What do you do after the adrenaline wears off? The honeymoon phase with the new coach, or new parent program loses its initial novel appeal? This chapter deals with foresight. How do we anticipate and predict success, failure, and setbacks, before they happen?
As a coach, it is part of my job to anticipate, and predict possible gains, identify possible shortcomings, and factor those into my own expectations of my student. This helps everyone manage their idea of when they can start seeing visible results, what these results will look like, and what kind of possible setbacks they can expect. In layman’s terms, forecasting the future allows the coach to help regulate emotions, which are held in check to a great degree as the learning process, and rapport establishment unfolds. Expectation setting can also be viewed as an agreement. On the one hand, the parent, coach, Teacher is saying that they will facilitate the production of a certain result by a given timeframe, whereas the student considers, and can agree to what is being presented. On the other hand, setting and managing expectations can sustain momentum to a great degree. When people see what is coming around the corner they feel a whole lot better, than if it suddenly is right in front of them. For example, short-term expectation setting during a single Coach Bill session can be loosely likened to short-term planning ahead (an executive function skill). Not only is the creation of a ‘to do list,’ or a map crucial, but it marks a definite start and finish to the session. The student has a clear idea of what will happen, and what will be coming next.
This little bit of knowledge comforts the student, but again, how do you anticipate success, failure, and setbacks?
The experienced Clinical Teacher takes a vital step forward by relying on real-time data that is taken through observation, and immediately acting on it to shift instructional approach, and increase/ decrease the challenge level. Everything is done to maximize the engagement, and enjoyment of the learner. Experience is king here. It is hands-on experience that tells the coach how to read the ‘signs’ that it is time to shift once again. Signs can be communicated by facial expression, verbalizations, body mannerisms, attitude, and effort.
This personalized approach, reminiscent of the ‘personalized, experienced-based’ instruction promoted by American Education reformer, and psychologist, John Dewey, has now become the leading instructional format across American schools of high achievement, as well as many private schools.
To illustrate this point, in working with individuals with Learning Disabilities, like AD/HD, or Non-Verbal Learning Disorder, I am keen to know my student. I want my student to know that I want to know what makes them tick. What ails them? What brings them joy? What upsets them? What leaves them overwhelmed? How do they feel today? How are they dealing with certain issues?
Sun Tzu, the famous war general and author of the book, The Art of War, said early on in his 2,500 year old book that if one knows oneself, but not the enemy, they will succumb in half the battles. If one does not know oneself, nor the enemy, then defeat is certain in every battle. If one knows oneself, and the enemy, then victory is assured. Truth be told, the student is not the enemy, at all. Please do not make that connection. It is important that we extrapolate the lesson here. The Teacher needs to know what instructional tools and strategies works best for themselves, what ‘triggers’ negative emotions in themselves, how they deal with failure, and what their instructional strengths and weaknesses are. Similarly, they must know the student. Likes, dislikes, learning styles, executive function skill strengths and deficits, right and left brain hemispheric traits and characteristics, including best times to learn. Moreover, what is the student’s emotional well-being status on a given day, what past instructional approaches seemed to work well for the child/ adult learner?
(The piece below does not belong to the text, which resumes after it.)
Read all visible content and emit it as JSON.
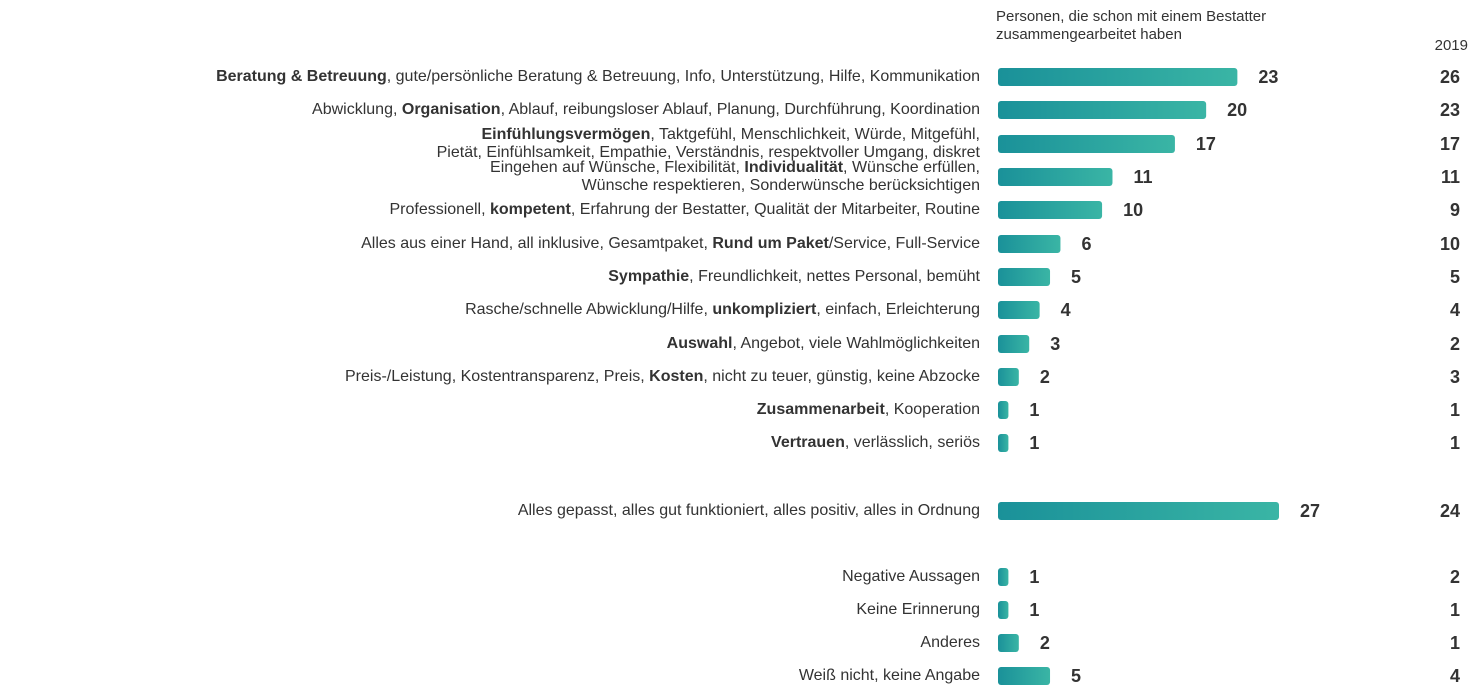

Lastly, if the student can talk, what are their concerns, what is their input? 93% of all communication is said to be non-verbal. Take advantage of this. What is their body and facial expressions saying? Many a times this is the one and only way of getting quick feedback. Like a war general, the parent/ coach must divert energies, reformat approach, and launch instruction differently… on a moments notice. Otherwise, throw in the towel and declare defeat. Great generals, as Sun Tzu was, must be able to shift and transition effortlessly. Events unfold, decisions need to be made on the spot, and this requires foresight. Great generals, and chess players pride themselves on their foresight. Foresight can put you in the right place, at the right time. This executive function skill, as noted earlier, is the ability to anticipate and predict what will come next. Some call this luck. I, and many others call it great preparation, and good timing.
In summary, in order to preempt failure and setback stopping me or the lesson, I am: actively scanning the horizon, and making changes that impact the learning environment positively. The honeymoon phase where the coach, or new routine is a novelty can span one to five sessions. During those sessions, the establishment of rapport during the session is of biggest importance, alongside the creation of a comfortable learning environment for the learner. Preempting, diminishing setbacks and failures can be accommodated with setting and continuously managing expectations, knowing one’s own instructional capabilities, and the learner profile of the student. In the ends, the ability to facilitate an enjoyable learning experience begins to convey the message that learning is important, but so is the emotional well-being of the child/ adult student. We want them to be happily learning, not struggling with us as we try to get them to do tasks.